Ein Schüler als Chorleiter
Montagabend im Thomashaus. Im großen Saal erklingen ein paar kräftige Akkorde vom Klavier. Es wird gelacht, die Stimmung ist gelöst. Dann wird es ruhiger. Eine bekannte Melodie ist zu hören. Das Lachen verwandelt sich in Singen. Es wird geprobt.
Der Mann am Klavier ist nicht etwa Roger Bretthauer oder ein anderer bekannter Chorleiter aus heimischen Gefilden. Er ist noch sehr jung, ein Schüler, kurz vor dem Abitur stehend. Vor ihm haben sich seine Altersgenossen vom Söderblom, gut 25 an der Zahl aufgebaut und konzentrieren sich auf Paul Knizewski’s Dirigat. Ein Schüler als Chorleiter – geht denn so etwas? Es geht. Paul muss sich zwar immer wieder mal durchsetzen. Aber das junge Ensemble hört auf ihn – Männlein wie Weiblein. Schließlich weiß der junge Mann, der gerade seine C-Musikerprüfung ablegt, auch genau was er will und vor allem, wie es klingen soll.
„Ihr müsst chorisch atmen, wenn euch die Luft droht wegzubleiben“, rät er den Sängern. „Ihr solltet immer dann atmen, wenn der Nachbar gerade nicht atmet. Dann gibt es auch keine Klanglöcher.“ So weit, so gut. Aber auch so etwas hört man vom „Chef“: „Hört mal auf zu reden da hinten. Gegen diese Geräuschkulisse kommt man ja nicht mehr an.“ Sie singen moderne, geistliche Stücke, gleich vierstimmig, darunter auch ein Englisch sprachiges Weihnachtslied. Begleitet und unterstützt wird der Jungmusiker von Daniel Karla, der später am liebste einmal Jazz-Piano studieren möchte. Er improvisiert ein wenig bei der Begleitung, das kommt gut und passt zu den Stücken. Genauso wie für Axel Knizewski sind für Karla die Chorproben auch eine gute Möglichkeit Praxiserfahrungen zu sammeln fürs mögliche spätere Studium. Vor allem für Paul Knizewski, der später am liebsten ein A-Kirchenmusiker-Examen absolvieren möchte, kommt die pädagogische Erfahrung hinzu. Wie erkläre ich es den Choristen am besten? Und wie gehe ich mit ihnen überhaupt um?

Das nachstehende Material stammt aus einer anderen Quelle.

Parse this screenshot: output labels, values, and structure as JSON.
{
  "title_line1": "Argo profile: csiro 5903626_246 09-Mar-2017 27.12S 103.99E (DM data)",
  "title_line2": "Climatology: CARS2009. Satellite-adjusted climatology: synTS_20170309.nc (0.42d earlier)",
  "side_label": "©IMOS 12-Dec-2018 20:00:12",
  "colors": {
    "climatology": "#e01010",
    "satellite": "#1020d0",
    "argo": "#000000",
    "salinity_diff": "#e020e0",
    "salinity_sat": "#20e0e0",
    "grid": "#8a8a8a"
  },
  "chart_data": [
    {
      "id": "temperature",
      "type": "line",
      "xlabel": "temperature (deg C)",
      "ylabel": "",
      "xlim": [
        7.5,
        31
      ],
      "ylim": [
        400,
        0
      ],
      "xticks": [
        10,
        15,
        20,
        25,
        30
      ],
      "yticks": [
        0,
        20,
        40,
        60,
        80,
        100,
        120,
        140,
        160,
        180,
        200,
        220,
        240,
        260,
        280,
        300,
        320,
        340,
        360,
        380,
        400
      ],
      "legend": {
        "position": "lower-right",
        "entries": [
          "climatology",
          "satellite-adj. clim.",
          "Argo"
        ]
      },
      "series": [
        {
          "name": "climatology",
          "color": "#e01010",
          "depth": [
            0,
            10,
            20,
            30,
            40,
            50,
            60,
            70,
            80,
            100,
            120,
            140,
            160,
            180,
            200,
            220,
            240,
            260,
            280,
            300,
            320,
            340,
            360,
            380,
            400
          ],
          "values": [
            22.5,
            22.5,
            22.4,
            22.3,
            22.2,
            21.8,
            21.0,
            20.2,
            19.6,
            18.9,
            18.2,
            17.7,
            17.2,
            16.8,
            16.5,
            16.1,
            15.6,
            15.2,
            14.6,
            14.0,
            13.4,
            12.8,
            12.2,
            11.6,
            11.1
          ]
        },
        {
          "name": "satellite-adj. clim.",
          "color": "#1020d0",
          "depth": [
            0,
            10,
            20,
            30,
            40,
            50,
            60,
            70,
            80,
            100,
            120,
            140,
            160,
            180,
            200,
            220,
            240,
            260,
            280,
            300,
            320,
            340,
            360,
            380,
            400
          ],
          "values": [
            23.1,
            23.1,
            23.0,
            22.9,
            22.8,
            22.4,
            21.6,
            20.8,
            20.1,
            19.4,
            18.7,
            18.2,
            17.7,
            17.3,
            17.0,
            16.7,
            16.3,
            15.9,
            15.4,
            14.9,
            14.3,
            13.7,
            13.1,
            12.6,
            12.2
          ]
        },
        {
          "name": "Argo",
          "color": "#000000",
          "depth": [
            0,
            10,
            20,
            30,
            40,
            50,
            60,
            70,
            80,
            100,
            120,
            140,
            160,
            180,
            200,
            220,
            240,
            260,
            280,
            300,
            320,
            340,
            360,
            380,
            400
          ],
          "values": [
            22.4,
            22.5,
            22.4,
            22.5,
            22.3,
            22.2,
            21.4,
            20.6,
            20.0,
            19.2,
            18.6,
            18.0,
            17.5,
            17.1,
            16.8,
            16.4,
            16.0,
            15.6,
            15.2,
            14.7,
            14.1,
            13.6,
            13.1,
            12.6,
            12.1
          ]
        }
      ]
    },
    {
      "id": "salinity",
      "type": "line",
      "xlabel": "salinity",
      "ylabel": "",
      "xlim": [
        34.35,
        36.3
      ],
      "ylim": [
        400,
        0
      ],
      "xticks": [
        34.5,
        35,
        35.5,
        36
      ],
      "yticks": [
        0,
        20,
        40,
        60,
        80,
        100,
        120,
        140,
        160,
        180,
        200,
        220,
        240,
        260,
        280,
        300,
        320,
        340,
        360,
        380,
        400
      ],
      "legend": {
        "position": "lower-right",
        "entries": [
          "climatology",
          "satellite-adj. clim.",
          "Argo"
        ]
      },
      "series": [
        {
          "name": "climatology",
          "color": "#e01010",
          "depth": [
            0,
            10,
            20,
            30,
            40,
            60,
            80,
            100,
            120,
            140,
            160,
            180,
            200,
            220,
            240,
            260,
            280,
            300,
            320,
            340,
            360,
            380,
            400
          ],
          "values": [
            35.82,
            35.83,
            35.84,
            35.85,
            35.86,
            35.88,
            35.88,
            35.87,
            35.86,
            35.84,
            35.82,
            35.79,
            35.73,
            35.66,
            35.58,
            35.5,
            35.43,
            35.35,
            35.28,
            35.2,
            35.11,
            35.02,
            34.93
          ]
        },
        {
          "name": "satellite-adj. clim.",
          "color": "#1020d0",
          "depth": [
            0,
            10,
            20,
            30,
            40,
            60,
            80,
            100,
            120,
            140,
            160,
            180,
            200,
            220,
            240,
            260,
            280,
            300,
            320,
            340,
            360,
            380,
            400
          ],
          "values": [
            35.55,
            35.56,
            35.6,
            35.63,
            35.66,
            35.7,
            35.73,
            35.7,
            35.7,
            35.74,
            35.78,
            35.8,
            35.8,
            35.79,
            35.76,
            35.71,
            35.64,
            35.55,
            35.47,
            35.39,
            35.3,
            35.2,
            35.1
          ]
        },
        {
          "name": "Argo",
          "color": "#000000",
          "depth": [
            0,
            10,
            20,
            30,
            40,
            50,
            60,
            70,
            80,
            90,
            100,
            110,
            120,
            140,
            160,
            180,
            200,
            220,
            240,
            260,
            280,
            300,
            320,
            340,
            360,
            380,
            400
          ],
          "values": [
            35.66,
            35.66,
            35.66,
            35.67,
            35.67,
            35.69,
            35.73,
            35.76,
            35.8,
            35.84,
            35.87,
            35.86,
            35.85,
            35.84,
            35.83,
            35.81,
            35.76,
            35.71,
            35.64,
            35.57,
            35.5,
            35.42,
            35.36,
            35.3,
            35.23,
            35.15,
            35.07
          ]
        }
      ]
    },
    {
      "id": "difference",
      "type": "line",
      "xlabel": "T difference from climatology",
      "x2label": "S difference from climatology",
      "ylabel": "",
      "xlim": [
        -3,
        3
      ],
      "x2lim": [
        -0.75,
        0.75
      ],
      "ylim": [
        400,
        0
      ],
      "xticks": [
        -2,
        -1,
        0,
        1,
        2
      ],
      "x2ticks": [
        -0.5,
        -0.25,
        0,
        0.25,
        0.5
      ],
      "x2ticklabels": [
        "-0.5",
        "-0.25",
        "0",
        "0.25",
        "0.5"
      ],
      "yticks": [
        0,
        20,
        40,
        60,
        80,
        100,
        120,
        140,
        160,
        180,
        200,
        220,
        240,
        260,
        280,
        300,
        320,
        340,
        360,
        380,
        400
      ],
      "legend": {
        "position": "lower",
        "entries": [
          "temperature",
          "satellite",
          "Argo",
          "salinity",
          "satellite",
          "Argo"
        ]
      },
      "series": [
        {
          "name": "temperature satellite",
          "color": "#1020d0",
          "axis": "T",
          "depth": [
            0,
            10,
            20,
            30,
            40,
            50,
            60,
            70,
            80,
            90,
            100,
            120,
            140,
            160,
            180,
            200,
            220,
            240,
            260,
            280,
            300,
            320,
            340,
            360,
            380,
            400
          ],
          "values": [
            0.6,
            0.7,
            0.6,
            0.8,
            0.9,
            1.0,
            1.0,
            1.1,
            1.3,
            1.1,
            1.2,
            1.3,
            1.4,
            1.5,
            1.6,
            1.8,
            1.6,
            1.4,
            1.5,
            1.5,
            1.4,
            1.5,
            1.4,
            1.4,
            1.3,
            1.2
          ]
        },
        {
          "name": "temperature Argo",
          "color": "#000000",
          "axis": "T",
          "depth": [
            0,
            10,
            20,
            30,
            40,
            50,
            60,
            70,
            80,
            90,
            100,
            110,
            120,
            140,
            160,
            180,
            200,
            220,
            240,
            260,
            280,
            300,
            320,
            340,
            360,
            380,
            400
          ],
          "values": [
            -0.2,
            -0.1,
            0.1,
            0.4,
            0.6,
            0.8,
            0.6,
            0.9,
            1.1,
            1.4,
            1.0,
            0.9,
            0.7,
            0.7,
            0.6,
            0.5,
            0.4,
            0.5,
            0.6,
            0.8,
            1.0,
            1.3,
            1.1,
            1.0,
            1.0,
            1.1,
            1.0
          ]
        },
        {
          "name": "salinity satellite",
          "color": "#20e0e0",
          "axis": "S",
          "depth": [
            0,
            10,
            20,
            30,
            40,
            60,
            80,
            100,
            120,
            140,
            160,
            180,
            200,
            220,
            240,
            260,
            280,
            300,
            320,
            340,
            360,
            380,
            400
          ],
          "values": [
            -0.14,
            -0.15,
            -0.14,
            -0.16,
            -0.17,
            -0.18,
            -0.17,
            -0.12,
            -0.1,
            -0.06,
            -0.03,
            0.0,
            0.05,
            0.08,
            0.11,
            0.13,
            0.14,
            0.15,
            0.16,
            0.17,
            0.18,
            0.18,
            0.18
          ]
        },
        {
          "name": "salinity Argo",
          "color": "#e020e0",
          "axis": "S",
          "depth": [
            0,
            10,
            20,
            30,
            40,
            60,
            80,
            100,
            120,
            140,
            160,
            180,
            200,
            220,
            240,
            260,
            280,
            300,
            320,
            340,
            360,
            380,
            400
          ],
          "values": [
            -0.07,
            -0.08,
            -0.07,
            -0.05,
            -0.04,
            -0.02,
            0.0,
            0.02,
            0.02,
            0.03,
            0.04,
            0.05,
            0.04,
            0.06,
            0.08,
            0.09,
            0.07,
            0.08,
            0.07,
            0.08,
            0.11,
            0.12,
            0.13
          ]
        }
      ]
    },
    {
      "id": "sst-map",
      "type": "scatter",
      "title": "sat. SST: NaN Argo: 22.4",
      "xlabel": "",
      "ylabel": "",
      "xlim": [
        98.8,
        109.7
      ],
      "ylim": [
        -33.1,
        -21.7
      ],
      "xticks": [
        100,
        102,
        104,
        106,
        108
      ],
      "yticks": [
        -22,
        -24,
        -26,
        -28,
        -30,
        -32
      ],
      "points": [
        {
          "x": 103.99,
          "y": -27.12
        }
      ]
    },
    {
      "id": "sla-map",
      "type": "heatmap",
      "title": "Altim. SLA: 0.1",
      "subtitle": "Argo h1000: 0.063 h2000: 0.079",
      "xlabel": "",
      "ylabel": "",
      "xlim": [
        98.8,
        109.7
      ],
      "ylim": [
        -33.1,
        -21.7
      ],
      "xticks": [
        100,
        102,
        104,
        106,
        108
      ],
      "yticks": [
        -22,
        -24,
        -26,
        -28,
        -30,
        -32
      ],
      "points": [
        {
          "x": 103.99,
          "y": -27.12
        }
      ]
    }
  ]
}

Paul Knizewski jedenfalls agiert fast wie ein Profi. Er wirkt überhaupt nicht verunsichert, wenn von den Mädchen der Spruch kommt: „Mit den Jungens hast du aber jetzt genug geprobt. Wir wollen auch mal drankommen.“ Kein Problem. Jede Stimme kommt an die Reihe, bis die Vierstimmigkeit halbwegs klingt.
Die 25 bis 30 jungen Erwachsenen haben sich unter der Leitung von Axel Knizewski zum Abi-Chor zusammengeschlossen. Bereits in der Jahrgangsstufe 12 haben viele von ihnen den vokalpraktischen Kurs mit Roger Bretthauer absolviert. „Da kam dann die Idee auf, bis zum Abi-Gottesdienst quasi weiterzumachen“, so Knizewski im Gespräch mit der NW. Der Gottesdienst ist erst im Juli 2012. Da bleibt dann noch genügend Zeit etwas Vernünftiges zu proben. Weltliche Chorliteratur soll das Repertoire noch ergänzen. Zum ersten Mal öffentlich tritt der Chor auf Zeit am 2. Advent, 4. Dezember, 11 Uhr, beim Gottesdienst in der Michaelskirche in Erscheinung.
Bisher wurde immer nur drei Wochen vor dem Abi-Gottesdinst mit den Proben begonnnen, weiß Knizewski. Und ein Schüler war wohl noch nie der Chorleiter.